A três meses das eleições legislativas, Luís Montenegro e Pedro Nuno Santos, presumível futuro secretário-geral do PS, já perceberam uma coisa: ganhará quem conseguir instrumentalizar melhor o medo. Não se pode dizer que estejam a ser particularmente originais. É dos livros: o apelo bem sucedido ao instinto mais básico consagra vencedores e decreta derrotados. De que vale vender esperança, para quê debater uma visão de país para lá de umas quantas generalidades, se o fator medo é mais barato, mais eficaz e mais fácil de usar.

Os mais cínicos dirão que é assim mesmo que se ganham eleições e que está tudo bem. Acrescente-se mais privado, num caso, ou mais Estado, no outro, e o país pula e avança.

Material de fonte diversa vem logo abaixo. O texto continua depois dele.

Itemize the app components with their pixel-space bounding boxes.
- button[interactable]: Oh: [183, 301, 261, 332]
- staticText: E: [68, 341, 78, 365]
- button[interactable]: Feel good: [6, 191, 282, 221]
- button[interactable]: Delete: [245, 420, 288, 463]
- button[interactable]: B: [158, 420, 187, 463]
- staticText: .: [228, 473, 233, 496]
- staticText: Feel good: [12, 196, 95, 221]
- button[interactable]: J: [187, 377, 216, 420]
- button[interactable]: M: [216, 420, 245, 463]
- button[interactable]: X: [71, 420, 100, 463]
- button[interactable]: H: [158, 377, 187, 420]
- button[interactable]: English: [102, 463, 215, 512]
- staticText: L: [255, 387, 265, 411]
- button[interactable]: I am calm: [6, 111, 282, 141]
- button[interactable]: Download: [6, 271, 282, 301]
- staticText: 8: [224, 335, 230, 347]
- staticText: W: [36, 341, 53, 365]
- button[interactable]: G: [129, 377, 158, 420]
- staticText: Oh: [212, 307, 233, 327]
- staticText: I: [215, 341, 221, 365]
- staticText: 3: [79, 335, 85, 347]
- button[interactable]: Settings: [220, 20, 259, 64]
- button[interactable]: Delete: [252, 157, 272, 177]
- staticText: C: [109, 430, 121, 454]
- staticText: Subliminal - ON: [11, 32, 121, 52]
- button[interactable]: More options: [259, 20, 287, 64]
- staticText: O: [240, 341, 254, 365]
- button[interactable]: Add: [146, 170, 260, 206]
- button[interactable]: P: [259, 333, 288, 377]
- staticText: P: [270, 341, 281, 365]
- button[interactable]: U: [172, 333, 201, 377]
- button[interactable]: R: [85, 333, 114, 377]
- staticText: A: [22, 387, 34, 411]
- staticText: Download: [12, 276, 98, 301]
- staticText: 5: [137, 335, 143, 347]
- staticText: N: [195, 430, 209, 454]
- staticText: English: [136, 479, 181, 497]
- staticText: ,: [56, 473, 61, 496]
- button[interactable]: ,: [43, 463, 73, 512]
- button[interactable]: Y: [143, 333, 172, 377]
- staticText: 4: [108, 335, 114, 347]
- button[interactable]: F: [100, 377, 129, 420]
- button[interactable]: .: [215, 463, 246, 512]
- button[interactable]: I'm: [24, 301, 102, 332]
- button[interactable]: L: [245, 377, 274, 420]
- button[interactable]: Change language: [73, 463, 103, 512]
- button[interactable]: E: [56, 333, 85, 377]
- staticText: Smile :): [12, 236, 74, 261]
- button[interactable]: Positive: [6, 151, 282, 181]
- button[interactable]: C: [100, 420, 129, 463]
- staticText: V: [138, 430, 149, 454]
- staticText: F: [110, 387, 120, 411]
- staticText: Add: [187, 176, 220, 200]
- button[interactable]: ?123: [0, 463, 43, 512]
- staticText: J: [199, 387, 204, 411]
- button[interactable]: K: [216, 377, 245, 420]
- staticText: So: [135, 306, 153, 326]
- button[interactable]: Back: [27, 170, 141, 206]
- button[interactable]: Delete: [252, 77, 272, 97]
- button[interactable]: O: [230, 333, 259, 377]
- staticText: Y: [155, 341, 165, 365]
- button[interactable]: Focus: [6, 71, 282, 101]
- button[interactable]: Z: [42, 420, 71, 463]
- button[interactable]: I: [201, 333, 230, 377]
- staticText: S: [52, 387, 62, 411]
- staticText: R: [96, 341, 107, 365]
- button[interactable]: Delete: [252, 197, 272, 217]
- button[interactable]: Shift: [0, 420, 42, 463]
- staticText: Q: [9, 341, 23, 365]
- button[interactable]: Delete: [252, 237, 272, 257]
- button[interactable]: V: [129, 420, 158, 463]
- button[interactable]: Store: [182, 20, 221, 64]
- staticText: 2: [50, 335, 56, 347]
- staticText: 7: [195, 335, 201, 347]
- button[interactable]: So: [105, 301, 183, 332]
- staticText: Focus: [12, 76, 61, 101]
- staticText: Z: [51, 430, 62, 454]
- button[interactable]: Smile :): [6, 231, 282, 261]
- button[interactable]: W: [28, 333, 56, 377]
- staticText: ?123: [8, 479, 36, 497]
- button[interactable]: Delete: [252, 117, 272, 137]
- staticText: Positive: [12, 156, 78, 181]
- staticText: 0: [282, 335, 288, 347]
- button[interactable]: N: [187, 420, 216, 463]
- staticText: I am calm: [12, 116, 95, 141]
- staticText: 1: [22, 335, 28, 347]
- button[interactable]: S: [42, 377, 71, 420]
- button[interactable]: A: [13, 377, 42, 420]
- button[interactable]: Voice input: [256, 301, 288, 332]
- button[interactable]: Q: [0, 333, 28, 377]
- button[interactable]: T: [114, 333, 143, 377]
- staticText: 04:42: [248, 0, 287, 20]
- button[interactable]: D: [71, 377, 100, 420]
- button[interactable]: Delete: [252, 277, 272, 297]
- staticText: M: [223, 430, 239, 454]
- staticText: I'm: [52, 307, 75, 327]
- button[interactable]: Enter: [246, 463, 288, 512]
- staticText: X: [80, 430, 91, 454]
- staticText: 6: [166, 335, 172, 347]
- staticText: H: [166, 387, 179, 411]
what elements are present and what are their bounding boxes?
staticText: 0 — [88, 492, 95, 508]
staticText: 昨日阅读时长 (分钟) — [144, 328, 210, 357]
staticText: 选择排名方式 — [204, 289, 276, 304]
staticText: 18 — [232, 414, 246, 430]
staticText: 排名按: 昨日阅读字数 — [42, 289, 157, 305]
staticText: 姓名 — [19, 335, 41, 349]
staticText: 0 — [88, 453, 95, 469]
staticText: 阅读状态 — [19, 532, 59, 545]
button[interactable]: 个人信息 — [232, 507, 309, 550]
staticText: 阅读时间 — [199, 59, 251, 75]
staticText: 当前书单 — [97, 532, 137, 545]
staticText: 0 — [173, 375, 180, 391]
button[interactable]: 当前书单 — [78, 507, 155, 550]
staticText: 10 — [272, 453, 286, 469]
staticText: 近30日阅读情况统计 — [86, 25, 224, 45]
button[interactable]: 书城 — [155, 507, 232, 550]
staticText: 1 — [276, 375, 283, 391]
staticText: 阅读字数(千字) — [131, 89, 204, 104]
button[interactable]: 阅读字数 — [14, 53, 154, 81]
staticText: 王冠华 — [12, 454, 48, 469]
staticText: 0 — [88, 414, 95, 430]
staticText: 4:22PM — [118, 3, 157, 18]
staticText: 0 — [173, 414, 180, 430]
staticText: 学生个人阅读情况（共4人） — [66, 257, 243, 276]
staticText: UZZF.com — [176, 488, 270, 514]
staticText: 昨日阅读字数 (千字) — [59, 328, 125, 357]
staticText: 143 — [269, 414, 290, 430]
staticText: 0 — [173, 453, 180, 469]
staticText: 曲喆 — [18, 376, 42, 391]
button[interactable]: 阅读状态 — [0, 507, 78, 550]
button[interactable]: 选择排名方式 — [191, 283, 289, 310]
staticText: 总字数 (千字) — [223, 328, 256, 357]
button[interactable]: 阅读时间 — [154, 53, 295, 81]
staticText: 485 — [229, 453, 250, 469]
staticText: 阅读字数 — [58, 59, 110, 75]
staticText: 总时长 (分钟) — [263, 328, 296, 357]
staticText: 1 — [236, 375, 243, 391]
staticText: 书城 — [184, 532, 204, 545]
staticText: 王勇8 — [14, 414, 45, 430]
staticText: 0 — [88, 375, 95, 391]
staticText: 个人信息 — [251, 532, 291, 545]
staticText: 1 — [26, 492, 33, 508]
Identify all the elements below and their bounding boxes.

A escola aguenta, os hospitais vão funcionando, as casas vão aparecer. Não vale a pena levantar ondas, prestar contas ou ambicionar muita coisa para lá do que já existe e remedeia. Que fazê-lo até atrapalha, assusta e afugenta.  A história dá-lhes razão – e a história é contada pelos vencedores.

Não é preciso recuar muito ou pular fronteiras para se perceber que é mesmo assim. Em 2015, o risco imaginado de uma nova bancarrota derrotou António Costa e o grupo de 12 sábios que foi buscar para provar que até sabia fazer contas. Em 2019, a ameaça de uma renovada política de austeridade bateu o choque fiscal prometido por Rui Rio, que, talvez ingenuamente, achou que prometer baixar impostos era o caminho mais fácil para vencer eleições em Portugal. Finalmente, em 2022, a fantasia de uma extrema-direita pendurada nos sociais-democratas esmagou a esquerda e o PSD, entregando a maioria absoluta a António Costa. Nos três casos, nenhum dos medos era particularmente fundado. Nem sequer resistiria a um debate mais sério. De pouco importa. Venceu quem o soube usar melhor. Pior: continua a fazer a escola.

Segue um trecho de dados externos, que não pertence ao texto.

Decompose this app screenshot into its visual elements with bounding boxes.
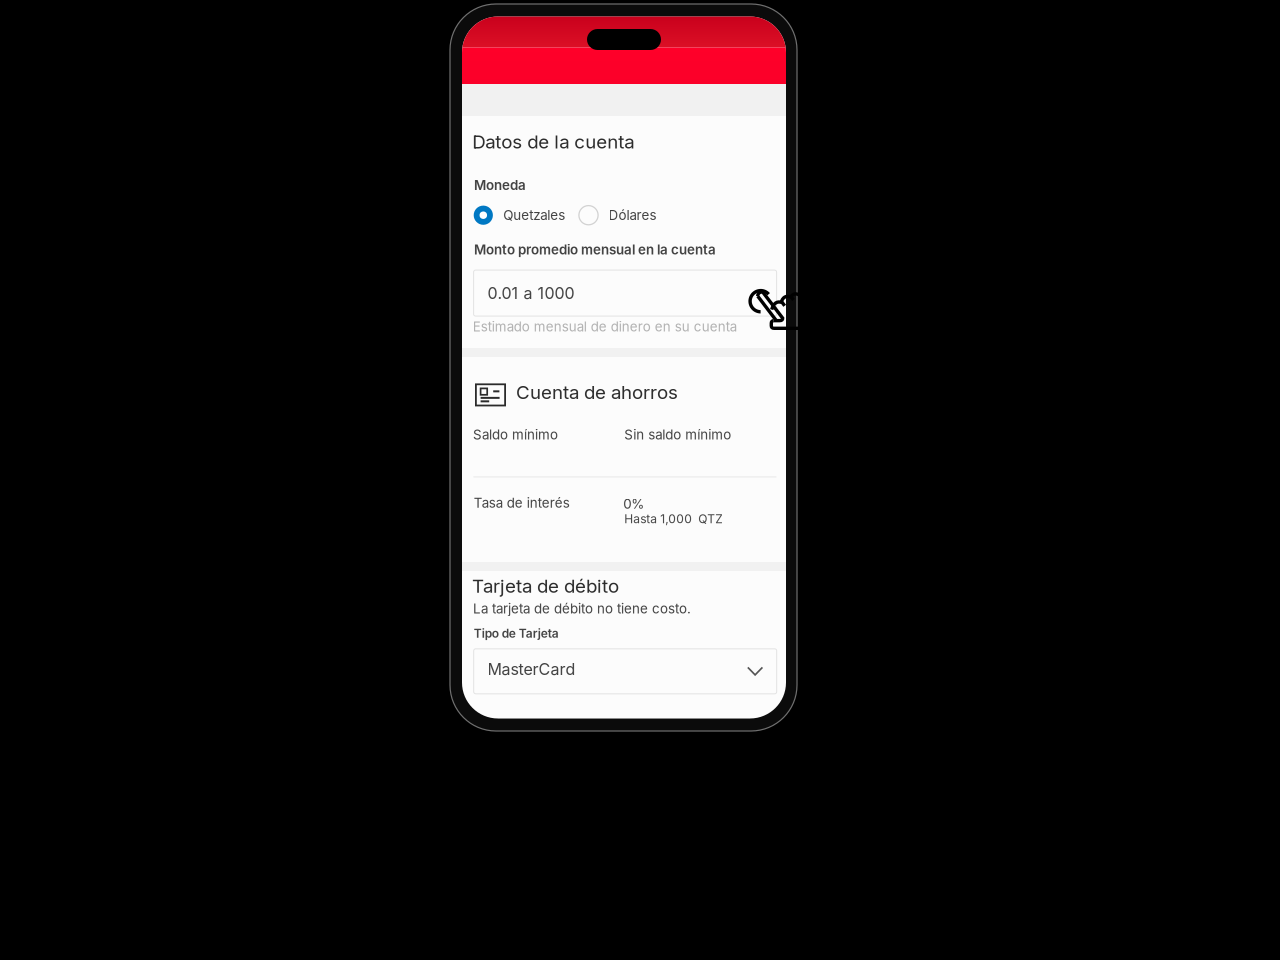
button[interactable]: MasterCard [474,649,777,694]
staticText: Estimado mensual de dinero en su cuenta [473,319,737,334]
button[interactable]: 0.01 a 1000 [474,270,777,316]
staticText: Tasa de interés [474,495,570,511]
staticText: 0% [623,496,644,512]
staticText: Sin saldo mínimo [624,427,731,443]
staticText: Saldo mínimo [473,427,558,443]
staticText: 0.01 a 1000 [488,284,574,303]
staticText: Hasta 1,000 QTZ [624,512,723,526]
staticText: La tarjeta de débito no tiene costo. [473,601,691,616]
staticText: Quetzales [503,207,565,223]
staticText: MasterCard [488,660,576,679]
staticText: Dólares [608,207,656,223]
button[interactable]: Quetzales [474,205,565,225]
staticText: Moneda [474,177,526,193]
staticText: Cuenta de ahorros [516,381,678,403]
button[interactable]: Dólares [579,205,656,225]
staticText: Monto promedio mensual en la cuenta [474,242,716,258]
staticText: Datos de la cuenta [472,131,634,153]
staticText: Tipo de Tarjeta [474,626,559,641]
staticText: Tarjeta de débito [472,575,619,597]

Em rigor, oito anos depois, os argumentos não mudaram assim tanto. Montenegro vai tentando convencer os eleitores de que o adversário é uma espécie de reencarnação de Vasco Gonçalves cuja única missão na Terra é fazer um qualquer ajuste de contas com a história. Ser tão radical como Costa já não chega; o “camarada Pedro Nuno” é ainda “mais fanático” e tem em Mariana Mortágua uma “cinderela” (?) que o enfeitiça. Vem para desbaratar as finanças públicas, para nacionalizar tudo o que mexe, para ocupar o aparelho do Estado, para alimentar a “subsídiodependência”.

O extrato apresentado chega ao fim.